Error Analysis and Diagnosis
Sun Fire servers provide significantly enhanced diagnostics capabilities. In the event of a system fault, the system should provide data for both software and hardware failures that you can use to help determine the source of the fault. Errors can be generated and logged to several places, depending on the type of error. Use a utility such as Explorer to gather data from the system so that all error messages can be collected in a central location.
After the appropriate error messages have been located, use the flow charts in the Sun Fire 6800/4810/4800/3800 Systems Troubleshooting Manual to isolate the source of the error, as far as possible. Based on the results, attempt to verify the failure using component blacklisting, segmenting, or other reconfiguration before attempting to remove or replace components in the case of a suspected hardware problem.
There are maintenance functions that you must perform on a regular basis. The following functions are described in this section:
"Restoring the Sun Fire SC Configuration"
"Updating the Firmware and Real Time Operating System"
"Removing the SC from Platform Use"
Restoring the Sun Fire SC Configuration
If an SC fails, you might need to manually restore the SC configuration information. After the configuration of the platform has been completed, including setting up domains and segments, create a backup of your SC configuration so that a quick restoration will be possible.
The following shows an example of how to create a backup of the Sun Fire SC configuration.
heslab-12:sc> dumpconfig -f ftp://me:passw0rd@heslab-05/dumps
The following shows an example of how to restore a Sun Fire SC configuration.
heslab-12:sc> restoreconfig -f ftp://me:passw0rd@heslab-05/dumps
You should create a backup of the SC configuration on a routine basis to ensure that the dump file is up-to-date. To help with a quick recovery if a primary SC fails, make sure that the secondary SC has the same configuration information as the primary after the domains have been configured.

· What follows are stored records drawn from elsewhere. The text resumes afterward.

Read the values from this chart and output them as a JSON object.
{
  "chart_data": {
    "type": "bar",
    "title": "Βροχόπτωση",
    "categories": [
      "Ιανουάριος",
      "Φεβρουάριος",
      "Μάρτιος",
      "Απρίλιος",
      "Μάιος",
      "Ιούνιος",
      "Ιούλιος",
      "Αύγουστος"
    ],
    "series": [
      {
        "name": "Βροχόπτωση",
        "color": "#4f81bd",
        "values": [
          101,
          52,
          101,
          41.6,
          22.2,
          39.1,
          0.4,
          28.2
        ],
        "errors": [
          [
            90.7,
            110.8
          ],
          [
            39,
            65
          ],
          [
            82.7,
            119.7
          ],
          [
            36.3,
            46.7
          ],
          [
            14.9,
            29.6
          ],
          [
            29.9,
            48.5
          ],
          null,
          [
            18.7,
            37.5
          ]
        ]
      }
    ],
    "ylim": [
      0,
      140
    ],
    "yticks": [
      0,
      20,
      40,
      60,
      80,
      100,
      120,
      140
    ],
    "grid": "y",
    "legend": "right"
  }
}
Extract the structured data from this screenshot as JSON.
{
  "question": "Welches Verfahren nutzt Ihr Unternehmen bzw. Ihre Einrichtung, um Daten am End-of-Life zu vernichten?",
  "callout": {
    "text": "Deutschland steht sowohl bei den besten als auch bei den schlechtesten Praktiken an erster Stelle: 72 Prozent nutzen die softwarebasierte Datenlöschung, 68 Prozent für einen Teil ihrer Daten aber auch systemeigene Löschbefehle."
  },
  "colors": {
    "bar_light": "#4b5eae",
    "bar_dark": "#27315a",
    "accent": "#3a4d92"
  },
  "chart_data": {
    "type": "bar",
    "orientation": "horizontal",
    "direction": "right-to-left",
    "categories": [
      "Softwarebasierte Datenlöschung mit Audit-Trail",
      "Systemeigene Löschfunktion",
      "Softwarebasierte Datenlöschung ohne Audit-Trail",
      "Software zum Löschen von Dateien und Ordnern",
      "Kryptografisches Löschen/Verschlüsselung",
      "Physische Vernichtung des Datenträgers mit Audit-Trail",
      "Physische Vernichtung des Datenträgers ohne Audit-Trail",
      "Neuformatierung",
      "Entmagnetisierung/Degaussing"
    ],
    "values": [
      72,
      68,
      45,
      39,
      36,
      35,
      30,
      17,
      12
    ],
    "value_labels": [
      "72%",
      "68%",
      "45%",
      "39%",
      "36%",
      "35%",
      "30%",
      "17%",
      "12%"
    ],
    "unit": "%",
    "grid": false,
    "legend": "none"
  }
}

Updating the Firmware and Real Time Operating System
Periodically, updates to the SC firmware and RTOS will be made available. These updates often contain critical bug fixes and functionality enhancements to the SC and should be applied as part of a regular patch maintenance routine.
Before applying a firmware update using the flashupdate command, carefully read the release notes and Install.info files in the patch package before proceeding with the update to familiarize yourself with the procedures. Backing up the SC configuration before updating is also recommended.
Also be sure to perform the firmware updates regularly, and for Sun Fire systems which have two SCs, remember to update the firmware on both SCs.
You must follow the instructions in the Install.info file, included with each patch release, to ensure that both ScApp and RTOS are updated together. ScApp should only be run with the accompanying version of RTOS. Upgrading from some versions of the firmware may require that the upgrade to the SCs be done in a specific order. Be sure to read and follow the instructions carefully.
You can retrieve updates from the SunSolveSM program website:
You should also have copies of important SC parameters that are displayed by the showplatform and showboards commands, as well as those displayed by the OpenBoot™ PROM commands printenv and devalias. See "Appendix: SC Parameters" on page 28 for examples of the output.
Refer to the Sun Fire 6800/4810/4800/3800 System Controller Command Reference Manual for more information on the commands discussed here.
Removing the SC from Platform Use
If an SC needs to be removed for maintenance purposes, you must follow the instructions for SC replacement that are specific for the version of firmware on the SCs. For specific instructions, refer to the Sun Fire 6800/4810/4800/3800 Systems Platform Administration Manual for your version of firmware.
In general, an SC should never be removed from a system unless the SC can be powered off, either by using the poweroff SSCx command or by removing the power to the entire platform.